Foam insulation is used to insulate areas of the home.
Foam insulation can only be used in one area of your house. You won’t get the same savings on your monthly energy bills.
This is not to suggest that you shouldn’t start by reorganizing a small section of your home. However, if you want to save the most money, you should consider the whole house. Let’s suppose you decide to insulate only your walls. This could lead to a problem known as a stack effect.
The stack effect is caused by air movement and high energy bills. The crawl space is where outdoor air enters your home, and then it moves up to your living area. Foam walls protect your walls from the outside air. The air builds pressure and continues moving upwards, taking with it any treated air. Air movement continues upwards to the attic, and out through the roof.

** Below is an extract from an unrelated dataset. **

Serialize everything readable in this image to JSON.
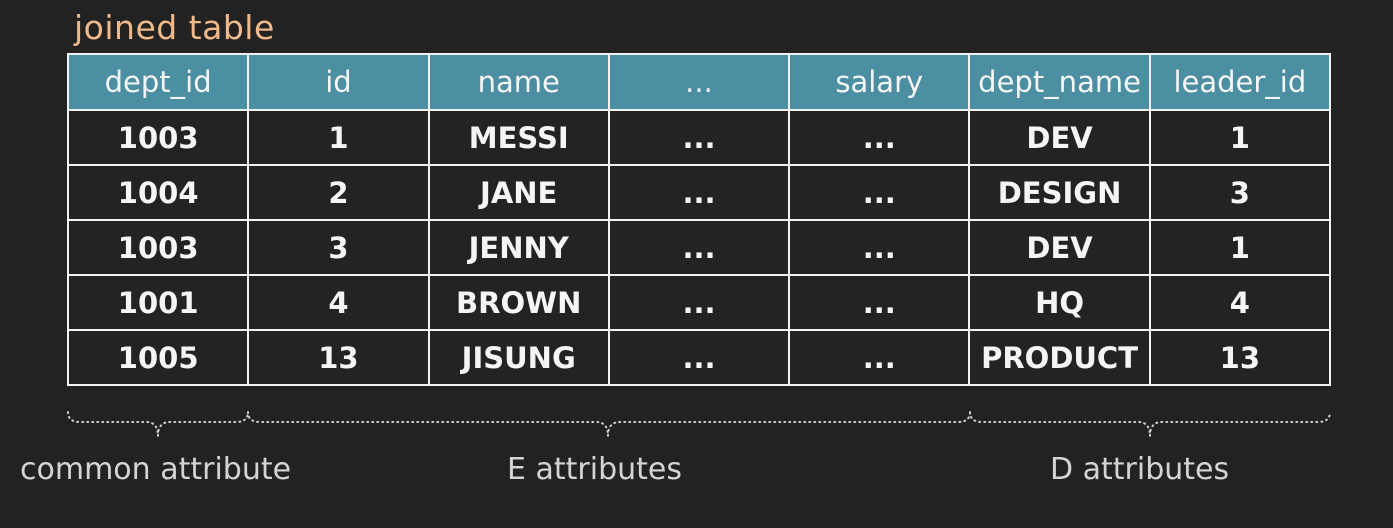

This is why we recommend insulating your entire home and creating an air seal around the entire building envelope to prevent air movement.
Foam Insulation: Reduce Monthly Energy Bills
Foam insulation can help reduce monthly energy bills. But, there are more things to consider than simply adding foam insulation.
It’s worth contacting your energy provider to request a home audit to improve your home’s energy efficiency. A home energy audit will examine your appliances and determine their efficiency. The auditor will also perform a blower door test to check for air leaks. Finally, the auditor will inspect your exhaust pipes and look for gas leaks.
You will save money on your monthly bills by adding foam to your home.